February 16, 2010

Valentine's Day

Last year for Valentine's Day, Nathan cooked me a seven-course dinner and gave me a gift with each course.


This year was a little different.

We went to Nathan's parents' house on Saturday since he had to get his birth certificate to get his new driver's license. Nathan and I both had horrible stomach pain on Sunday morning, but his went away in less than an hour. I managed to go to church, and in the afternoon Nathan bought me some Alka Seltzer, which did the trick. I felt well enough that evening to meet with our wedding officiant, Pastor Joe, who used to be the pastor of the church Nathan attended. Since I had previously only seen him briefly in Office Max, I was glad to be able to talk a little more with the man who's going to pronounce us husband and wife.

Later that night, though, things got worse again, much worse than stomach pain: I found out my grandma had passed away.
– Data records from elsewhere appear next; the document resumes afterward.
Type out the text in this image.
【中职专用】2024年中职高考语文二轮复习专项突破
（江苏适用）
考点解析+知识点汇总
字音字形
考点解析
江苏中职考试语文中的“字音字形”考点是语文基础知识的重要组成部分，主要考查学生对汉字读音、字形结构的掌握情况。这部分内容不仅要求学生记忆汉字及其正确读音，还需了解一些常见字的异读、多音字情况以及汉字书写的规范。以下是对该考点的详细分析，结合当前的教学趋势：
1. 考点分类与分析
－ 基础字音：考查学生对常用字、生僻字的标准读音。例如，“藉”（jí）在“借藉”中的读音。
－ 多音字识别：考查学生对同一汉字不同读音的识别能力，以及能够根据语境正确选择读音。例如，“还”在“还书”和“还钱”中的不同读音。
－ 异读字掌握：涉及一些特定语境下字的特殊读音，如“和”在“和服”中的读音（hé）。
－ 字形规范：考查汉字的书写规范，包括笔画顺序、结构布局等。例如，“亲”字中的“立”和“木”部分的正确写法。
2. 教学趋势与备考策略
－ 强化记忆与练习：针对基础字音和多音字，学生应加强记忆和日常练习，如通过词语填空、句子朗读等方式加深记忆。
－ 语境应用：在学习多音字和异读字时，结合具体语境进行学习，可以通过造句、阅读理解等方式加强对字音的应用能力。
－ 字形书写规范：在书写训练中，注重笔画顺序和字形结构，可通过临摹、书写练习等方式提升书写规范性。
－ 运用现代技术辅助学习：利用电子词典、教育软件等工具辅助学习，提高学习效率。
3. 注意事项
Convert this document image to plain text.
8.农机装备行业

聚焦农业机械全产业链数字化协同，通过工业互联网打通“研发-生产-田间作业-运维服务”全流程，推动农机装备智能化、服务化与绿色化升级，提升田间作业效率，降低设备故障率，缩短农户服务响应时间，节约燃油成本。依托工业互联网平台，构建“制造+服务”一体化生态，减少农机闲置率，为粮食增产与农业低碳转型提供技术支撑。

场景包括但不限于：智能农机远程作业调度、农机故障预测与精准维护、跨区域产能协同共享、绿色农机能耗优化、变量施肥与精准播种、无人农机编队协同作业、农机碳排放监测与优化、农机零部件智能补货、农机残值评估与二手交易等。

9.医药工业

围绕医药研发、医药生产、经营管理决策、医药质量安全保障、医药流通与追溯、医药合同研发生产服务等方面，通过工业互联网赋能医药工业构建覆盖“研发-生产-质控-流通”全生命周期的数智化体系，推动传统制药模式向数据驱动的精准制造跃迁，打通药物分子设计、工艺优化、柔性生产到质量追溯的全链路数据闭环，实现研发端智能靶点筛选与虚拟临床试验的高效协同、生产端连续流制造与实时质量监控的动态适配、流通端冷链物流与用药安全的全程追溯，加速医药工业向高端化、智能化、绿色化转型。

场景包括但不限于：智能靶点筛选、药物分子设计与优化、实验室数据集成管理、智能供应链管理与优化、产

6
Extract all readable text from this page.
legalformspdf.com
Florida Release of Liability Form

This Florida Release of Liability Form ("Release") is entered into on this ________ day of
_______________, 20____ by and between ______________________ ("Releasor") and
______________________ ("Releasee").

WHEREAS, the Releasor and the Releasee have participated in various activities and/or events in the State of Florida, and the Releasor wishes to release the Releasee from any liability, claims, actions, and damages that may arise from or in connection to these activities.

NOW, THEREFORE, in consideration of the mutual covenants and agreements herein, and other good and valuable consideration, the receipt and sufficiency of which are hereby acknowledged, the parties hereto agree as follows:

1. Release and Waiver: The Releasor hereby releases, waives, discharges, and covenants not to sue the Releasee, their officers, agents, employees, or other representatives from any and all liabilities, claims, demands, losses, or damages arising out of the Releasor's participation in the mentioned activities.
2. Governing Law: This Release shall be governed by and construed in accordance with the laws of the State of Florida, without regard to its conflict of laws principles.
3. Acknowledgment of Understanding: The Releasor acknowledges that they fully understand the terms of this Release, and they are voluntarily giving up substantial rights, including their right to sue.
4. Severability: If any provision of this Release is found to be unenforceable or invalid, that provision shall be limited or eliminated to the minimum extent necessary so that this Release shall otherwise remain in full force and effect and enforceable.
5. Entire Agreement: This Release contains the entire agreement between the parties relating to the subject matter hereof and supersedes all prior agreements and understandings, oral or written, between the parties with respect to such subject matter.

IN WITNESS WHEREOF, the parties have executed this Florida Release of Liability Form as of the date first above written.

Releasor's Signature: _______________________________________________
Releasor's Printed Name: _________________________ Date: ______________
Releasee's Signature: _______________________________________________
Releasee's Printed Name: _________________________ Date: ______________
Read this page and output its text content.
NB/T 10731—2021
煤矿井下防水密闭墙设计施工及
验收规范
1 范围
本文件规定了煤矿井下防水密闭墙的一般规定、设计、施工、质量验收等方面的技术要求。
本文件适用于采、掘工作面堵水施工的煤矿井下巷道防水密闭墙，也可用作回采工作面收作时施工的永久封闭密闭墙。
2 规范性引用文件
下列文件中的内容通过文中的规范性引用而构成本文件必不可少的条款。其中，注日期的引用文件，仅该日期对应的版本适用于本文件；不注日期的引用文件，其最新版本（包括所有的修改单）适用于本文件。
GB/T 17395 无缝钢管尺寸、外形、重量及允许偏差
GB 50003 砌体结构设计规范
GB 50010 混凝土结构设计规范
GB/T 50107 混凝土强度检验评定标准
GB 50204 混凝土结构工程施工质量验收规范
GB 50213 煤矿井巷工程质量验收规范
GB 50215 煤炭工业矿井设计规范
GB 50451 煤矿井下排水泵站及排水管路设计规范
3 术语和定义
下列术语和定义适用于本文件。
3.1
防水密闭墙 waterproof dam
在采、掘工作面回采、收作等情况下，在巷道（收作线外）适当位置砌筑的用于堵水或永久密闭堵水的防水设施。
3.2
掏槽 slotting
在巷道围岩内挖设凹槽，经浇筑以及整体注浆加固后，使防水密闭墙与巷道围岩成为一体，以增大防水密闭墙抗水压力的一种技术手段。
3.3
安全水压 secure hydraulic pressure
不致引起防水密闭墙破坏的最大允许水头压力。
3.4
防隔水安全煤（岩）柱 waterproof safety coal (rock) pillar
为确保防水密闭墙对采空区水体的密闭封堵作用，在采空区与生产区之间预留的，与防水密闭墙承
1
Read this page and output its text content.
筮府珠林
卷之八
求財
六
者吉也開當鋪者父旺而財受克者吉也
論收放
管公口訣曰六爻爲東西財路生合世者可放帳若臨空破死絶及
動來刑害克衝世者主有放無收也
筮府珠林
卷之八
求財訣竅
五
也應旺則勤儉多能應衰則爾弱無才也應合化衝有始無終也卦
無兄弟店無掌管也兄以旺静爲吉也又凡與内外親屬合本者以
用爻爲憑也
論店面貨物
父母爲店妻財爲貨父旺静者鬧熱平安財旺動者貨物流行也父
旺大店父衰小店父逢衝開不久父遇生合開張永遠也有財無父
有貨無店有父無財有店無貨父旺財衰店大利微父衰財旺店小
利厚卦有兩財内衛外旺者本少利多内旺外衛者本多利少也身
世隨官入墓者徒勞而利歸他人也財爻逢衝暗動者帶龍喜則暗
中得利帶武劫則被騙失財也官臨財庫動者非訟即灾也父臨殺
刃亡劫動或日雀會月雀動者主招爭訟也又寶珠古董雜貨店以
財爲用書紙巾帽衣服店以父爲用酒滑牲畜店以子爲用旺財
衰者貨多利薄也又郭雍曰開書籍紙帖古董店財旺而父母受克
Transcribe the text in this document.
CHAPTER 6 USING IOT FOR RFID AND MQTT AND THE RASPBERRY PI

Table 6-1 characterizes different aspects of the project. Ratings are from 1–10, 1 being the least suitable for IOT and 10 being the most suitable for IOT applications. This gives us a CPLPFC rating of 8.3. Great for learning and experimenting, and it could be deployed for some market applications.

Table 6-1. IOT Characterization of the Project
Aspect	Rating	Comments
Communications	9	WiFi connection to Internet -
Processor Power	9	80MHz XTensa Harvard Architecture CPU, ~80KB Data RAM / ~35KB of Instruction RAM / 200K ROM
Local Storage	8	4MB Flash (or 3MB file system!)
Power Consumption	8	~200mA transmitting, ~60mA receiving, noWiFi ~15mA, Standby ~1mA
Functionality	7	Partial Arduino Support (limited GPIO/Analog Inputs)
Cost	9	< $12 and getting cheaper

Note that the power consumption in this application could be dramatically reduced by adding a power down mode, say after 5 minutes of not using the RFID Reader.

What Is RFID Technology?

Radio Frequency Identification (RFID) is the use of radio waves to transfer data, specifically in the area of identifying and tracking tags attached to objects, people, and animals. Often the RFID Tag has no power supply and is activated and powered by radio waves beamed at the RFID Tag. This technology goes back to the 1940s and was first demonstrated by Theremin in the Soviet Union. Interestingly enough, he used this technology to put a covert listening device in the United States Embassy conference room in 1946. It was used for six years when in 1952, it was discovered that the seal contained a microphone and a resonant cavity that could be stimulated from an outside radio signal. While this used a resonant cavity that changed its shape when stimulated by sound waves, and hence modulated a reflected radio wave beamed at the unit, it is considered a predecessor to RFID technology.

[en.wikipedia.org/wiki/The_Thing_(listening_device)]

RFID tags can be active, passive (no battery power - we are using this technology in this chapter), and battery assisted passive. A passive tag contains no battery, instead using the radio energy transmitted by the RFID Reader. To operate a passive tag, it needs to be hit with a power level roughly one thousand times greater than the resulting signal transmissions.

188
It was difficult news to hear, even though it wasn't a complete shock. I was glad I was still at Nathan's apartment at the time so I didn't have to be alone. We both cried for a while, then I made Nathan do some work for his graduate class, and he plopped Nenya (our dog) on my chest. 

Eventually I decided that I wanted a milkshake, so Nathan took me to Steak 'n Shake. Why a milkshake? I haven't the slightest idea. I never went to Steak 'n Shake with Nana, nor can I even recall her ever drinking a milkshake, although she did make me plenty of ice cream cones when I was little. It just sounded good at the time.
Nana with Eric, me, Rachel, and Trey

As sad as it is that Nana won't be able to see my wedding, even in pictures, I wouldn't want her to go through another 4 months of pain. She lived for over 83 years, and I had her in my life for 23 years and 1 month. All of her grandchildren are old enough that they will remember her. 

I'm thankful for the memories. As I drove to work Monday morning in the snow, I remembered how much she hated snow. I used to yell "Snow showers!" to her out the car window as we left her house, and she would scream. I think this tradition started when there actually was snow coming, but I kept doing it for a long time. I remember how worked up she always got while watching sports. "Hey! You be nice to Peyton!" I remember how she told me, "You are going to get on that bike and RIDE!" as she gave my bike a big push into the driveway, forcing me to ride for the first time without training wheels. I remember how she tried to get me to eat my greens by telling me that the little green man in my stomach was jumping up and down because he was hungry. I remember how I loved to scare her by walking into her house and saying "Boo!" to make her scream. When I got older, I tried not to scare her, but she still screamed and I still loved it, as horrible as it is. I remember sitting next to her in church - the sound of her voice and the smell of her leather purse. I remember doing watercolor with her on the screened-in porch, and how almost all of her attempts at painting animals turned into "happy little rocks." I remember how much she loved her family, and I am glad she no longer has to worry about us.